Le très beau film d’animation Kapaemahu met en avant de nombreuses réflexions touchant à la culture polynésienne, à la soumission des cultures au fil du temps mais aussi interroge les valeurs des sociétés modernes, notamment celles conquérantes.
Sur le site officiel, nous retrouvons les motivations de l’auteur : il fait référence à la culture indigène Hawaiienne d’avant la colonisation et son combat pour sa sauvegarde. L’Histoire nous montre qu’avec la conquête des territoires, le conquérant impose ses valeurs, ses traditions aux peuples locaux, dans une forme d’appropriation totale. Il est difficile pour les cultures indigènes de résister à l’érosion du temps et du colonisateur.
De manière plus actuelle, je m’interroge sur la préservation des identités et cultures locales avec une mondialisation toujours plus forte. Le choc des cultures et des valeurs est d’autant plus frontal qu’il n’y a plus besoin de conquérir un territoire physiquement : le commerce et l’industrie du divertissement peuvent être un sacré levier pour conquérir les esprits.
Un autre point de réflexion concerne l’absence d’échelle du Bien dans les cultures religieuses : une culture religieuse qui remplace/écrase une autre n’est ni « meilleure » ni « pire » que celle remplacée/écrasée (pour Hawaii, la culture/religion catholique contre la culture polynésienne). C’est avant tout une question d’oppression, où le conservatisme est au service de celui qui conquiert et qui a le pouvoir physique.
Le film Kapaemahu fait référence à Mahu, la notion de troisième sexe/genre, qui faisait partie de cette culture polynésienne [wiki]. L’auteur est Mahu lui-même et défend sa vision du monde. Ces questions de relation au genre, aux droits LGBTQ, traversent le monde occidental judéo-chrétien de manière compulsive : lutte entre conservatisme religieux et vision plus raisonnée. Et dans des sociétés plus fermées (comme certaines de tradition musulmane), cela reste l’objet d’une répression forte, comme si cela était un danger pour elles.

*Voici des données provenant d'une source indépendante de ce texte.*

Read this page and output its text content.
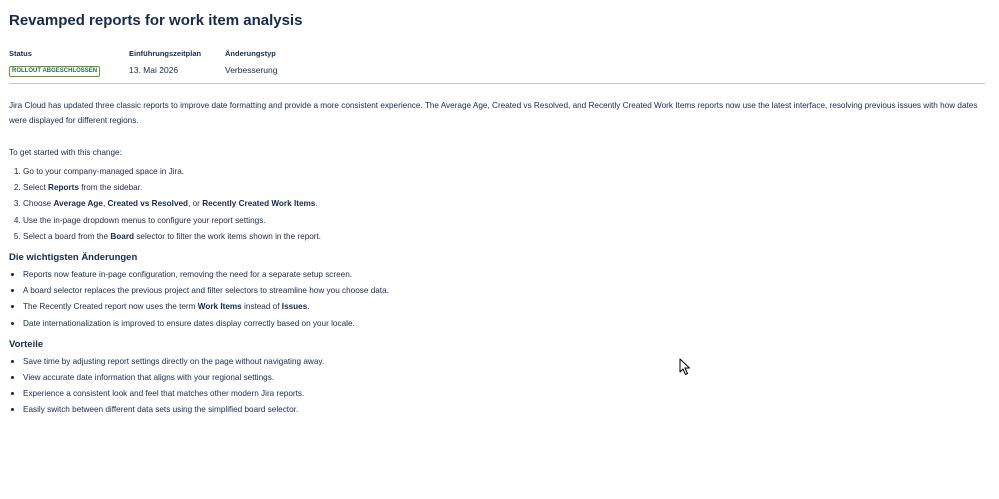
Revamped reports for work item analysis
Status
ROLLOUT ABGESCHLOSSEN
Einführungszeitplan
13. Mai 2026
Änderungstyp
Verbesserung

Jira Cloud has updated three classic reports to improve date formatting and provide a more consistent experience. The Average Age, Created vs Resolved, and Recently Created Work Items reports now use the latest interface, resolving previous issues with how dates were displayed for different regions.

To get started with this change:

1. Go to your company-managed space in Jira.
2. Select Reports from the sidebar.
3. Choose Average Age, Created vs Resolved, or Recently Created Work Items.
4. Use the in-page dropdown menus to configure your report settings.
5. Select a board from the Board selector to filter the work items shown in the report.
Die wichtigsten Änderungen
Reports now feature in-page configuration, removing the need for a separate setup screen.
A board selector replaces the previous project and filter selectors to streamline how you choose data.
The Recently Created report now uses the term Work Items instead of Issues.
Date internationalization is improved to ensure dates display correctly based on your locale.
Vorteile
Save time by adjusting report settings directly on the page without navigating away.
View accurate date information that aligns with your regional settings.
Experience a consistent look and feel that matches other modern Jira reports.
Easily switch between different data sets using the simplified board selector.
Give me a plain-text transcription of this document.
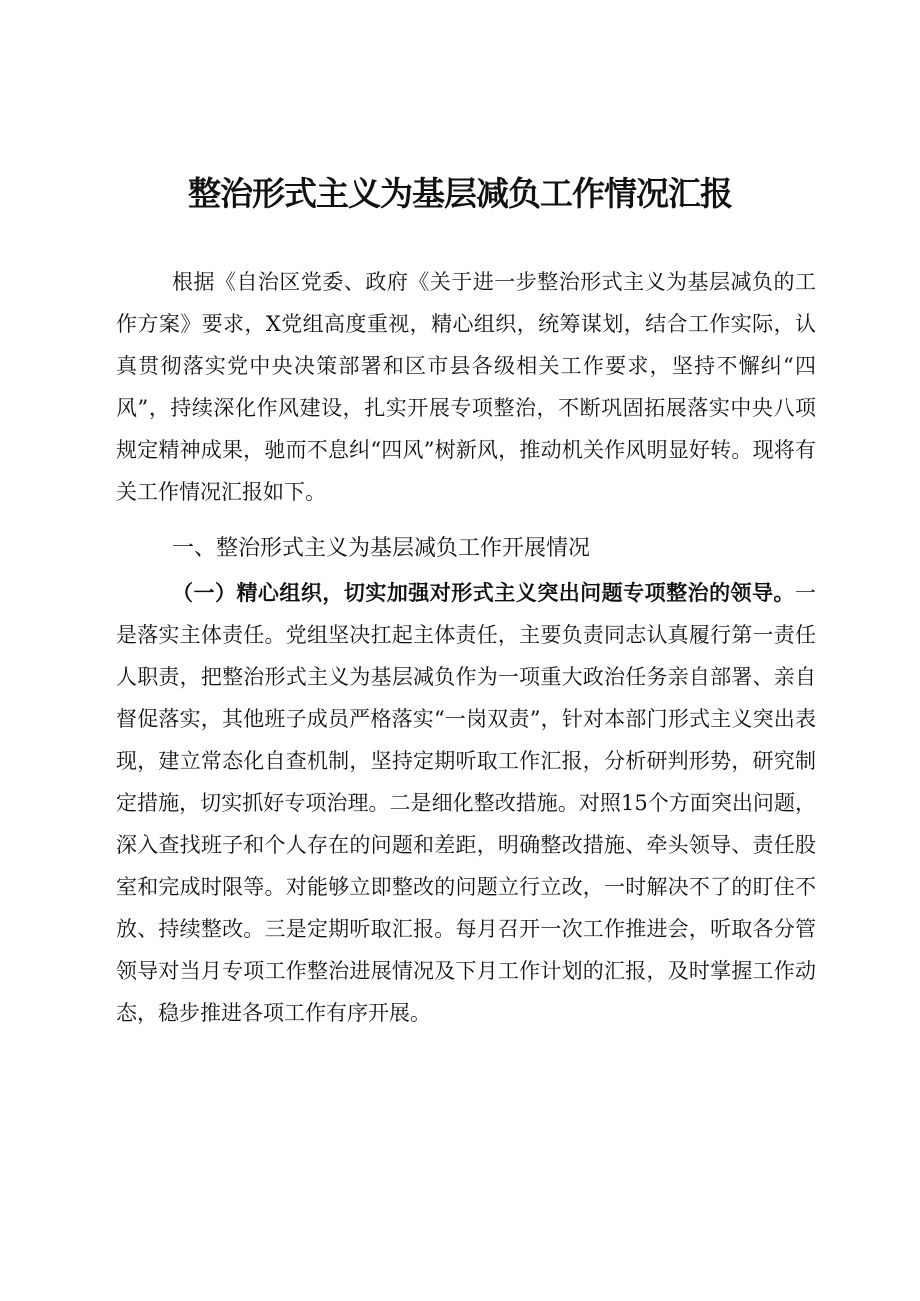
整治形式主义为基层减负工作情况汇报
根据《自治区党委、政府《关于进一步整治形式主义为基层减负的工作方案》要求，X党组高度重视，精心组织，统筹谋划，结合工作实际，认真贯彻落实党中央决策部署和区市县各级相关工作要求，坚持不懈纠“四风”，持续深化作风建设，扎实开展专项整治，不断巩固拓展落实中央八项规定精神成果，驰而不息纠“四风”树新风，推动机关作风明显好转。现将有关工作情况汇报如下。
一、整治形式主义为基层减负工作开展情况
（一）精心组织，切实加强对形式主义突出问题专项整治的领导。一是落实主体责任。党组坚决扛起主体责任，主要负责同志认真履行第一责任人职责，把整治形式主义为基层减负作为一项重大政治任务亲自部署、亲自督促落实，其他班子成员严格落实“一岗双责”，针对本部门形式主义突出表现，建立常态化自查机制，坚持定期听取工作汇报，分析研判形势，研究制定措施，切实抓好专项治理。二是细化整改措施。对照15个方面突出问题，深入查找班子和个人存在的问题和差距，明确整改措施、牵头领导、责任股室和完成时限等。对能够立即整改的问题立行立改，一时解决不了的盯住不放、持续整改。三是定期听取汇报。每月召开一次工作推进会，听取各分管领导对当月专项工作整治进展情况及下月工作计划的汇报，及时掌握工作动态，稳步推进各项工作有序开展。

Kapaemahu ne doit pas faire penser que le modèle de société indigène serait meilleur que celui actuel à Hawaii, notamment pour les personnes LGBTQ [de la singularité des contextes locaux à l’universalité des questions sur le genre]. En revanche, c’est intéressant de voir d’autres cultures, d’autres façons d’organiser la société et de relativiser l’absolu religieux dans nos sociétés. Le secret d’une société idéale des Lumières serait, peut-être, de bien séparer les considérations basées sur les croyances et celles basées sur la raison, notamment quand il s’agit d’incarner la tolérance et de respecter la différence.